Recruitment of ethnic minorities

16th May 2008 at 01:00
How many black and ethnic minority teachers are there?
How many black and ethnic minority teachers are there?

Just 1.7 per cent are black, 2.6 per cent are Asian, and 0.8 per cent are mixed race, according to the latest figures from the Department for Children, Schools and Families for local authority schools in England; 94.3 per cent are white.

Which areas do they teach in?

The region with the highest proportion is London, where 11 per cent of teachers are black, 7.4 per cent are Asian, 2.5 per cent are mixed race, and 1 per cent are from another ethnic group.

In contrast, in the North East 0.4 per cent of teachers are Asian, 0.2 per cent are mixed race and 0.1 per cent are black.

So how does it compare with the pupil population?

Not very closely at all - 21.9 per cent of primary pupils in England and 17.7 per cent of secondary pupils come from an ethnic minority group.

What can attract people from ethnic minorities into teaching?

Often, the same things as anyone else. But research last year found that one of the main reasons why people from ethnic minorities chose to go into teaching was to serve their community, and predominantly, but not exclusively, to present themselves as role models for pupils from ethnic minority backgrounds.

- Vijay Desai, 34, a newly qualified teacher at Wilkes Green Junior School in Birmingham, moved into teaching from a career in IT.

"When I was at primary school, there was one ethnic teacher," he said. "That was something I was conscious of.

"You felt you were under-represented. I thought primary teaching meant that I could become a role model, and I really enjoy it."

To what extent can it be said that discrimination exists?

An internet survey carried out by the Teacher Support Network and the National Union of Teachers in 2006 found that 61 per cent of 238 respondents reported being harassed or discriminated against by their managers.
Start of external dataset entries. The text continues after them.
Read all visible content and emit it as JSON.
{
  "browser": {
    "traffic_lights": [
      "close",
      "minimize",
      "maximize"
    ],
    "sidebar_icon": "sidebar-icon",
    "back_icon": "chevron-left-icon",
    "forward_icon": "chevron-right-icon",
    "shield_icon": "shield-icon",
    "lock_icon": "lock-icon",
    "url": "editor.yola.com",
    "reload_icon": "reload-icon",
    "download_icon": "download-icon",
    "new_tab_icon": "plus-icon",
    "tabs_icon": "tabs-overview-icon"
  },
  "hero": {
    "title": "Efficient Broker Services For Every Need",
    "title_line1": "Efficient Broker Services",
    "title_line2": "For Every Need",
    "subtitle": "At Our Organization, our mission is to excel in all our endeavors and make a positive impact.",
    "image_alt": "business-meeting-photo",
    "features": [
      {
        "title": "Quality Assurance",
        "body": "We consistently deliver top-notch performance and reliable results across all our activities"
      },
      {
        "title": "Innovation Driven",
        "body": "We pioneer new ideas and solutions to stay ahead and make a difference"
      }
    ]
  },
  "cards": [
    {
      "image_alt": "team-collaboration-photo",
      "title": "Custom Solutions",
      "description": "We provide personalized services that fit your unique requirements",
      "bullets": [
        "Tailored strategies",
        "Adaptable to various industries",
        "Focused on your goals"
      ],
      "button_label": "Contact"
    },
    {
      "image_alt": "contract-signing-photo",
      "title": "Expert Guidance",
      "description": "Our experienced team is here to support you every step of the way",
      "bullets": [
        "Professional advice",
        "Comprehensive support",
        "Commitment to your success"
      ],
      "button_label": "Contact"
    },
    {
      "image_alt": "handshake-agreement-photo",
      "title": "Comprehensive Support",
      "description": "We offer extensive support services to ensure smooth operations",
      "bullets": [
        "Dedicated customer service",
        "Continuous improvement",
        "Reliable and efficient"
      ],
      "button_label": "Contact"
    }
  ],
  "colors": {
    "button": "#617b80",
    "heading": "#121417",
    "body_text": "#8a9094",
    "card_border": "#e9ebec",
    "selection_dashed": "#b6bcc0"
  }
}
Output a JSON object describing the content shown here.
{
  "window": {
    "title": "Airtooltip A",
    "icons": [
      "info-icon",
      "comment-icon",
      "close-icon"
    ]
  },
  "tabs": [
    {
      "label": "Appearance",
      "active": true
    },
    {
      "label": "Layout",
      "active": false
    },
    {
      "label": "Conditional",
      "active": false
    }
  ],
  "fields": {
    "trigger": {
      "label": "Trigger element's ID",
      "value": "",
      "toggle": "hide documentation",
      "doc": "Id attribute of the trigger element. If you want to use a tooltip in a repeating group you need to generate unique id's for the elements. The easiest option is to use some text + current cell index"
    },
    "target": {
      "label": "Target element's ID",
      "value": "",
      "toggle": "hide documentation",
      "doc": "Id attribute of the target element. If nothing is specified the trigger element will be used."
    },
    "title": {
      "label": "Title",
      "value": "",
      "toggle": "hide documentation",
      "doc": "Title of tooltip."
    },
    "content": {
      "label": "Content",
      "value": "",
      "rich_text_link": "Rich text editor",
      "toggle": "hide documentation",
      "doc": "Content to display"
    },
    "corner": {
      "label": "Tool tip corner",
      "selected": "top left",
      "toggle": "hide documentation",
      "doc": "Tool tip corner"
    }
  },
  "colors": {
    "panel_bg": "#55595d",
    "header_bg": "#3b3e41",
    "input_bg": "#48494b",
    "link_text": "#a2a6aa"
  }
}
Why else might the numbers be low?

Trainees from ethnic minority backgrounds are nearly twice as likely to fail to complete initial teacher training than others.

How about promotion prospects?

A survey of teachers carried out by the Institute for Policy Studies in Education at London Metropolitan University found that white teachers with 15 to 20 years' experience were twice as likely to be heads or deputies as their black or ethnic minority peers.


Avtar Singh Mangat has been head of Wilkes Green Junior School in Birmingham since 1988.

He said: "I come across a lot of teachers who come here for advice. The number of teachers with ethnic minority backgrounds who are seeking supply teaching makes you wonder why it is that they are not getting jobs.

"Last year, I had four teachers from different schools come to me asking for advice about their headteachers and performance management procedures.

"I do feel on occasion people find it difficult to create time to listen to people. It would be naive to say there is no discrimination. It's like a virus that mutates - it may change form but the effect is still the same."